Their gold standard metrics are:
Deployment frequency – How often are changes deployed to production?
Change lead time – How long does it take from a decision to produce or change a given code to deployment of that code?
Change fail percentage – How often do deployments cause failures in production?
Failed deployment recovery time – How long does it take to fix a failed deployment?
Reliability – Does the system consistently perform as expected?
When teams track these metrics, they gain visibility into the real cost of inefficiency: long lead times, rework and fragile deployments. Improving DORA metrics means shipping high-quality, secure software earlier and more often. DORA metrics offer a neutral, data-driven assessment of delivery performance.
The DoD should also hold fly-offs between competitors to spotlight what works and force contractors and program offices to support claims with results. Competition breeds excellence, and right now software factories need less posturing and a lot more performance.
Efficacy before efficiency
Efficiency only matters if you’re building the right thing. As Peter Drucker said, “There is nothing quite so useless as doing with great efficiency something that should not be done at all.” If a software factory doesn’t move the mission forward, it should not be funded. Efficacy must come before efficiency.
Software efficacy begins with a clear, measurable mission impact. If the goal is to cut the time to produce a master air attack plan by 10%, that’s the benchmark. After delivery, measure it. It’s the only way to know if the software worked. Most government programs don’t measure delivery performance, allow self-reporting of metrics, or they stop measuring at delivery, conflating shipping code with solving problems.
Meaningless milestones as metrics
The culture underpinning defense software development needs a reset.
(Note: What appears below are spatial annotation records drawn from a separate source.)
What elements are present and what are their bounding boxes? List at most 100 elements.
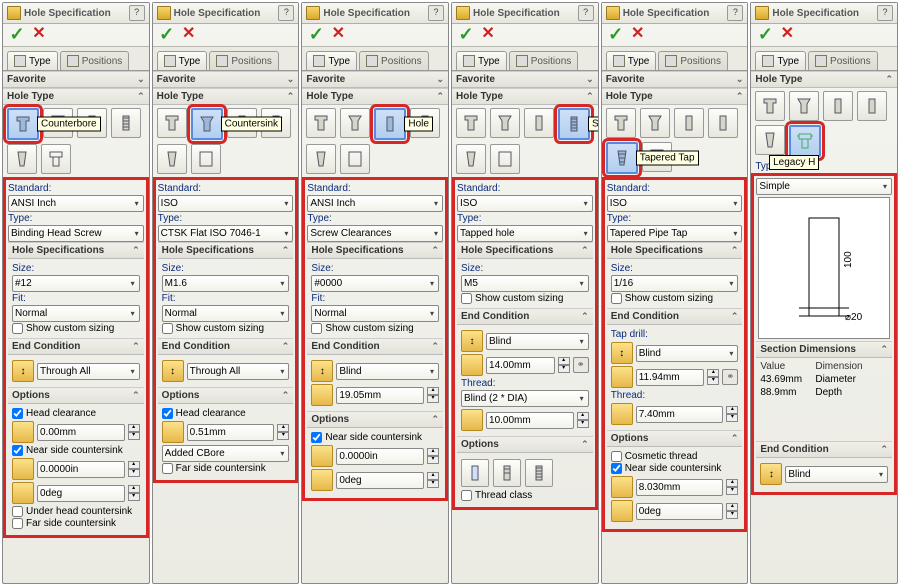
countersink-button[interactable] [490, 108, 520, 138]
help-button[interactable]: ? [727, 5, 743, 21]
option-thread-display-2[interactable] [493, 459, 521, 487]
link-button[interactable]: ⚭ [573, 357, 589, 373]
tapered-tap-button[interactable] [456, 144, 486, 174]
show-custom-sizing-check[interactable] [12, 323, 23, 334]
end-condition-combo[interactable]: Blind▾ [336, 363, 439, 380]
type-combo[interactable]: Tapered Pipe Tap▾ [607, 225, 743, 242]
end-condition-combo[interactable]: Blind▾ [785, 466, 888, 483]
countersink-button[interactable]: Countersink [191, 108, 223, 140]
hole-button[interactable] [524, 108, 554, 138]
section-end-condition[interactable]: End Condition⌃ [8, 338, 144, 355]
tapered-tap-button[interactable] [306, 144, 336, 174]
end-condition-combo[interactable]: Through All▾ [187, 363, 290, 380]
straight-tap-button[interactable] [857, 91, 887, 121]
close-icon[interactable]: ✕ [630, 27, 646, 43]
tab-positions[interactable]: Positions [808, 51, 878, 70]
thread-combo[interactable]: Blind (2 * DIA)▾ [461, 390, 589, 407]
far-side-csk-check[interactable] [12, 518, 23, 529]
straight-tap-button[interactable] [111, 108, 141, 138]
tab-type[interactable]: Type [306, 51, 357, 70]
tab-type[interactable]: Type [157, 51, 208, 70]
type-combo[interactable]: Simple▾ [756, 178, 892, 195]
standard-combo[interactable]: ISO▾ [607, 195, 743, 212]
straight-tap-button[interactable]: Straight Tap [558, 108, 590, 140]
tapered-tap-button[interactable] [755, 125, 785, 155]
tab-type[interactable]: Type [606, 51, 657, 70]
countersink-button[interactable] [640, 108, 670, 138]
tab-positions[interactable]: Positions [60, 51, 130, 70]
standard-combo[interactable]: ISO▾ [158, 195, 294, 212]
countersink-button[interactable] [340, 108, 370, 138]
close-icon[interactable]: ✕ [330, 27, 346, 43]
legacy-button[interactable] [41, 144, 71, 174]
size-combo[interactable]: 1/16▾ [611, 275, 739, 292]
close-icon[interactable]: ✕ [181, 27, 197, 43]
check-icon[interactable]: ✓ [757, 27, 773, 43]
added-cbore-combo[interactable]: Added CBore▾ [162, 445, 290, 462]
tab-type[interactable]: Type [456, 51, 507, 70]
countersink-button[interactable] [789, 91, 819, 121]
check-icon[interactable]: ✓ [308, 27, 324, 43]
tab-positions[interactable]: Positions [209, 51, 279, 70]
option-thread-display-1[interactable] [461, 459, 489, 487]
check-icon[interactable]: ✓ [458, 27, 474, 43]
help-button[interactable]: ? [129, 5, 145, 21]
hole-button[interactable]: Hole [374, 108, 406, 140]
section-hole-specs[interactable]: Hole Specifications⌃ [8, 242, 144, 259]
type-combo[interactable]: Screw Clearances▾ [307, 225, 443, 242]
type-combo[interactable]: Tapped hole▾ [457, 225, 593, 242]
table-row[interactable]: 88.9mmDepth [760, 386, 896, 399]
legacy-button[interactable] [191, 144, 221, 174]
counterbore-button[interactable]: Counterbore [7, 108, 39, 140]
help-button[interactable]: ? [877, 5, 893, 21]
legacy-button[interactable] [490, 144, 520, 174]
type-combo[interactable]: Binding Head Screw▾ [8, 225, 144, 242]
close-icon[interactable]: ✕ [480, 27, 496, 43]
tab-type[interactable]: Type [755, 51, 806, 70]
close-icon[interactable]: ✕ [779, 27, 795, 43]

Start by abandoning poorly defined milestones like minimum viable product and minimum viable capability releases—new labels for the same old waterfall requirements.
The only milestone that matters is net value release. If the latest software update provides net value to the mission (effectiveness), if it delivers more value than it cost to build, deploy and implement (efficiency), then and only then should it be shipped.
Too many programs still reward activity over impact — slide decks over shippable code and intentions over outcomes. Even when they aim higher, they still evaluate price on cost per hour, instead of the value equation’s outcome per unit of time, per dollar.
It’s time to evolve. Rebuild around what works. And hold every program accountable for continuously delivering war-winning software that warfighters love to use.
Bryon Kroger is founder and CEO of Rise8, a government technology software company based in Tampa. He co-founded Kessel Run, the Department of Defense’s first software factory, where he served as chief operating officer.